How do distributions transform under a change of variables ?

Kyle Cranmer, March 2016

%pylab inline --no-import-all
Populating the interactive namespace from numpy and matplotlib

We are interested in understanding how distributions transofrm under a change of variables. Let’s start with a simple example. Think of a spinner like on a game of twister.

We flick the spinner and it stops. Let’s call the angle of the pointer \(x\). It seems a safe assumption that the distribution of \(x\) is uniform between \([0,2\pi)\)… so \(p_x(x) = 1/\sqrt{2\pi}\)

Now let’s say that we change variables to \(y=\cos(x)\) (sorry if the names are confusing here, don’t think about x- and y-coordinates, these are just names for generic variables). The question is this: what is the distribution of y? Let’s call it \(p_y(y)\)

Well it’s easy to do with a simulation, let’s try it out

# generate samples for x, evaluate y=cos(x)
n_samples = 100000
x = np.random.uniform(0,2*np.pi,n_samples)
y = np.cos(x)
# make a histogram of x
n_bins = 50
counts, bins, patches = plt.hist(x, bins=50, density=True, alpha=0.3)
plt.plot([0,2*np.pi], (1./2/np.pi, 1./2/np.pi), lw=2, c='r')
plt.xlim(0,2*np.pi)
plt.xlabel('x')
plt.ylabel('$p_x(x)$')
Text(0, 0.5, '$p_x(x)$')
../_images/change-of-variables_4_1.png

Ok, now let’s make a histogram for \(y=\cos(x)\)

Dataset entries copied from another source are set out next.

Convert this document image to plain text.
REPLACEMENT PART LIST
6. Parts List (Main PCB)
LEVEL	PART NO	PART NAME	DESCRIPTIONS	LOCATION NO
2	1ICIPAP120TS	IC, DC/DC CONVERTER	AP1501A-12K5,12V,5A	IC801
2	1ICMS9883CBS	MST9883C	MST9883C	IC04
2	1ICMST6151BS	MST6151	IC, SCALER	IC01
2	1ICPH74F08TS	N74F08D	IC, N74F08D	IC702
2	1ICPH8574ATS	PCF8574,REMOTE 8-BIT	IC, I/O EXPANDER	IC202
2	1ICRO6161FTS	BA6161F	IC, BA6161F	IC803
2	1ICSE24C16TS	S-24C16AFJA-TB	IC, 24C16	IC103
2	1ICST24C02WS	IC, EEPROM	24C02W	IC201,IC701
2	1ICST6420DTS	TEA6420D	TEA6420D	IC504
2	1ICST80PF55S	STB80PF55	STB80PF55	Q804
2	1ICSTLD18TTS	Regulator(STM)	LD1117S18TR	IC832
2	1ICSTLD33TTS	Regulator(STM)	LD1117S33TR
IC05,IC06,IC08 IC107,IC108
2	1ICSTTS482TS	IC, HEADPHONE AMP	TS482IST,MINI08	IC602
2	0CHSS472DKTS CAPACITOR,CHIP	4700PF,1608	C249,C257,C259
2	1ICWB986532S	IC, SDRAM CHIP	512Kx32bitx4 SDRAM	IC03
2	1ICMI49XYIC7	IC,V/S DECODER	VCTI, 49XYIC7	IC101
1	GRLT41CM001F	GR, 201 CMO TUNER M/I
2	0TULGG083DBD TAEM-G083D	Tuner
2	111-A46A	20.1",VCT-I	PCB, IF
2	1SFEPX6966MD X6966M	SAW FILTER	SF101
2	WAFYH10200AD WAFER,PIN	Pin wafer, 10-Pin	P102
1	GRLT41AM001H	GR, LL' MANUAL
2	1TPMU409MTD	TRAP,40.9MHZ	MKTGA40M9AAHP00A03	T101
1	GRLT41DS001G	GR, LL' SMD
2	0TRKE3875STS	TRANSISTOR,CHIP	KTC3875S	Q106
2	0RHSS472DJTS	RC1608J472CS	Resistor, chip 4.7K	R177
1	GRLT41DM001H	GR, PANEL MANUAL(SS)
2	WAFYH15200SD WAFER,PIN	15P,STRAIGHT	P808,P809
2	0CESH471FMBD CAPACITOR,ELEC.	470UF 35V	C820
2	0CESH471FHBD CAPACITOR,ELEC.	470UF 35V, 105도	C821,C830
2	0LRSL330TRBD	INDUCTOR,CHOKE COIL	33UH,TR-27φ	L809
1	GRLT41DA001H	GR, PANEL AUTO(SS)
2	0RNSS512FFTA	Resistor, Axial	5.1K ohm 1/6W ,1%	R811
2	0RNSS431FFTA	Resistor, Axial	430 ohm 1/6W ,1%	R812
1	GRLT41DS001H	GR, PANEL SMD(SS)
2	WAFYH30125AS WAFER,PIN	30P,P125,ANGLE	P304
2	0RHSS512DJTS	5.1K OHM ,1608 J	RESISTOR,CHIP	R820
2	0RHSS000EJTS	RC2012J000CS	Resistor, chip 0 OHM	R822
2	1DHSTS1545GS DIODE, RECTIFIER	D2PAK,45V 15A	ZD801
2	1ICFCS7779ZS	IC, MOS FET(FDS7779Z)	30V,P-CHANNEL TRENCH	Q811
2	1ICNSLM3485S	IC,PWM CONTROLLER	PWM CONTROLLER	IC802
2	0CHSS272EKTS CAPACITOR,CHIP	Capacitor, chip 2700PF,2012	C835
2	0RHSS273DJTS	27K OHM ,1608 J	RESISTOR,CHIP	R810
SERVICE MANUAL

counts, y_bins, patches = plt.hist(y, bins=50, density=True, alpha=0.3)
plt.xlabel('y')
plt.ylabel('$p_y(y)$')
Text(0, 0.5, '$p_y(y)$')
../_images/change-of-variables_6_1.png

It’s not uniform! Why is that? Let’s look at the \(x-y\) relationship

# make a scatter of x,y
plt.scatter(x[:300],y[:300]) #just the first 300 points

xtest = .2
plt.plot((-1,xtest),(np.cos(xtest),np.cos(xtest)), c='r')
plt.plot((xtest,xtest),(-1.5,np.cos(xtest)), c='r')
xtest = xtest+.1
plt.plot((-1,xtest),(np.cos(xtest),np.cos(xtest)), c='r')
plt.plot((xtest,xtest),(-1.5,np.cos(xtest)), c='r')

xtest = 2*np.pi-xtest
plt.plot((-1,xtest),(np.cos(xtest),np.cos(xtest)), c='g')
plt.plot((xtest,xtest),(-1.5,np.cos(xtest)), c='g')
xtest = xtest+.1
plt.plot((-1,xtest),(np.cos(xtest),np.cos(xtest)), c='g')
plt.plot((xtest,xtest),(-1.5,np.cos(xtest)), c='g')


xtest = np.pi/2
plt.plot((-1,xtest),(np.cos(xtest),np.cos(xtest)), c='r')
plt.plot((xtest,xtest),(-1.5,np.cos(xtest)), c='r')
xtest = xtest+.1
plt.plot((-1,xtest),(np.cos(xtest),np.cos(xtest)), c='r')
plt.plot((xtest,xtest),(-1.5,np.cos(xtest)), c='r')

xtest = 2*np.pi-xtest
plt.plot((-1,xtest),(np.cos(xtest),np.cos(xtest)), c='g')
plt.plot((xtest,xtest),(-1.5,np.cos(xtest)), c='g')
xtest = xtest+.1
plt.plot((-1,xtest),(np.cos(xtest),np.cos(xtest)), c='g')
plt.plot((xtest,xtest),(-1.5,np.cos(xtest)), c='g')


plt.ylim(-1.5,1.5)
plt.xlim(-1,7)
(-1.0, 7.0)
../_images/change-of-variables_8_1.png

The two sets of vertical lines are both separated by \(0.1\). The probability \(P(a < x < b)\) must equal the probability of \(P( cos(b) < y < cos(a) )\). In this example there are two different values of \(x\) that give the same \(y\) (see green and red lines), so we need to take that into account. For now, let’s just focus on the first part of the curve with \(x<\pi\).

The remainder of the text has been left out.